Climate change is already and will in future impact mountain forests in several ways. Warming will cause upward shift of suitable habitats for tree, plant and animal species (e.g. Dirnböck et al. 2011). Higher temperature together with more severe droughts will tighten water deficits during summer and thus increase the vulnerability of trees to insect infestation and natural hazards like wildfires (Seidl et al. 2014). As a result, tree mortality will increase, possibly more so for tree species with low water use efficiency. These perturbations, which are already ongoing in the forests of the European Alps (e.g. in the Limestone National Park in Austria) will fundamentally impact ecosystem services of mountain forests. Climate, tree composition and forest structure are intimately linked to forest growth, carbon and nutrient cycling (Kurz et al. 2008). Furthermore, insect outbreaks and storm events will alter biodiversity (Thom & Seidl 2015) and will be challenging the human perception of how recreation forests need to look like (Beudert et al. 2015).

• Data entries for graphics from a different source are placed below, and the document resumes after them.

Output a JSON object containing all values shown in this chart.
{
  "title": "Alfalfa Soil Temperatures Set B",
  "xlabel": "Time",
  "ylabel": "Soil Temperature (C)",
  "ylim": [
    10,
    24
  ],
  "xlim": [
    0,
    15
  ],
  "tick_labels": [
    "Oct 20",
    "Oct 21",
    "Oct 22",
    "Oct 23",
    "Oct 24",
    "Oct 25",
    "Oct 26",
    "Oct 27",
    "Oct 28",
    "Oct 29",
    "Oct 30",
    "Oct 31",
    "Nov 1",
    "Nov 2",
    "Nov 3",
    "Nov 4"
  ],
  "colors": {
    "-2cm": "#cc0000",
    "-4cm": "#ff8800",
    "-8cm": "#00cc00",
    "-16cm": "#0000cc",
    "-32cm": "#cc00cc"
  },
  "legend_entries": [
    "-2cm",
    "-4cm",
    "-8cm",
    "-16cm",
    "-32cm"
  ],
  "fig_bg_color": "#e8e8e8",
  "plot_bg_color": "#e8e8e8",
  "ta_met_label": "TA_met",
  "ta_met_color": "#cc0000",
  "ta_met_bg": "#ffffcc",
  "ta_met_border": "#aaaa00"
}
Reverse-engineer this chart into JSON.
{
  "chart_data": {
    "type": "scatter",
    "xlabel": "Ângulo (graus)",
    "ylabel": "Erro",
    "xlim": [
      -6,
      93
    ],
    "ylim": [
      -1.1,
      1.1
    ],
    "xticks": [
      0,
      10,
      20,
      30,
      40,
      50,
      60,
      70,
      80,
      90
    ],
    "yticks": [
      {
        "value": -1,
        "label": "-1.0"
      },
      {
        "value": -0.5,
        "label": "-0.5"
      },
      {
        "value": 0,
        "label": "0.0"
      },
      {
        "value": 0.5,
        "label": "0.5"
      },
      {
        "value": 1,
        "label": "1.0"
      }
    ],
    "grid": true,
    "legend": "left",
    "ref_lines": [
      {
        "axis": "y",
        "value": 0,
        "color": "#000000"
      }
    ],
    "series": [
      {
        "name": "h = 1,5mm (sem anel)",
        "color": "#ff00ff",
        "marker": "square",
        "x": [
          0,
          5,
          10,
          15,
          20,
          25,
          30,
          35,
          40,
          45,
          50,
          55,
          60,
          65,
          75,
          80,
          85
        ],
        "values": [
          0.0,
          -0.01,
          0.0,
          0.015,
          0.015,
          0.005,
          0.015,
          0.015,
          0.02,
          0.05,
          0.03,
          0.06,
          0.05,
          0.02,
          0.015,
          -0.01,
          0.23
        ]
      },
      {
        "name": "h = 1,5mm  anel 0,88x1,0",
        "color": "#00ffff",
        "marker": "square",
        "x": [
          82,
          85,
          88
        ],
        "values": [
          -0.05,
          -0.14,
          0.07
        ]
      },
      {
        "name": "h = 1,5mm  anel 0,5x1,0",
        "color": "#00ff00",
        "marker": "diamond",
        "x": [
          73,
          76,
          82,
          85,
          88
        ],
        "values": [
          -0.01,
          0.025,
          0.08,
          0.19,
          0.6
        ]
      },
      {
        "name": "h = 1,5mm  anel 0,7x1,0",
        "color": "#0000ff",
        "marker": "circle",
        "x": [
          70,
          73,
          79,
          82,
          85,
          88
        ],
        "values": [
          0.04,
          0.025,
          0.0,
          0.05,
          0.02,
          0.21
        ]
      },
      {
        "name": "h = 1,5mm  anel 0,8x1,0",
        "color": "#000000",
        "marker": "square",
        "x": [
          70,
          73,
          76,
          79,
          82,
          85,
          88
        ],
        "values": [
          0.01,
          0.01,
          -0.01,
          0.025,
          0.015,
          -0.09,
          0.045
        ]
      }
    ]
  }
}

Mountain forest management has developed a large palette of measures to increase wood production. Though yields have been the main concern, other measures have also evolved to optimize mountain forest stability and/or biodiversity where this is the main focus e.g. in protection forest or forest conservation areas (Duncker et al. 2012). Climate change driven disturbances are a new challenge for forest managers when they aim at maintaining forest ecosystem services and biodiversity (Thom & Seidl 2015, Thom et al. 2016). Moreover, it is feared that these measures together with management strategies aiming to increase the forest carbon sink will not be able to offset the disturbance-related reduction of the carbon storage potential in Europe’s forests (Seidl et al. 2014). In order to improve our knowledge we will carry out a case study in the Northern Limestone Alps National Park in Austria focussing on the carbon sink strength in this mountain forest landscape that is and will be prone to climate driven disturbances such as bark beetle attacks and wind throw.

 

References

Beudert, B., C. Bässler, et al. 2015. Bark Beetles Increase Biodiversity While Maintaining Drinking Water Quality. Conservation Letters 8(4): 272-281.

Dirnböck, T., F. Essl, et al. 2011. Disproportional risk for habitat loss of high-altitude endemic species under climate change. Global Change Biology 17(2): 990-996.

Duncker, P. S., K. Raulund-Rasmussen, et al. 2012. How Forest Management affects Ecosystem Services, including Timber Production and Economic Return: Synergies and Trade-Offs. Ecology and Society 17(4).

Kurz, W. A., C. C. Dymond, et al. 2008. Mountain pine beetle and forest carbon feedback to climate change. Nature 452: 987-990.

Seidl, R., Schelhaas, M.-J., et al. 2014. Increasing forest disturbances in Europe and their impact on carbon storage. Nature Climate Change 4: 806-810.

Thom, D. and R. Seidl 2015. Natural disturbance impacts on ecosystem services and biodiversity in temperate and boreal forests. Biological Reviews: n/a-n/a.

Thom, D., Rammer, W., et al. 2016. The impacts of climate change and disturbance on spatio-temporal trajectories of biodiversity in a temperate forest landscape. Journal of Applied Ecology (in press).

Zang, C., Hartl-Meier, C., et al. 2014. Patterns of drought tolerance in major European temperate forest trees: climatic drivers and levels of variability. Global Change Biology 20: 3767-3779.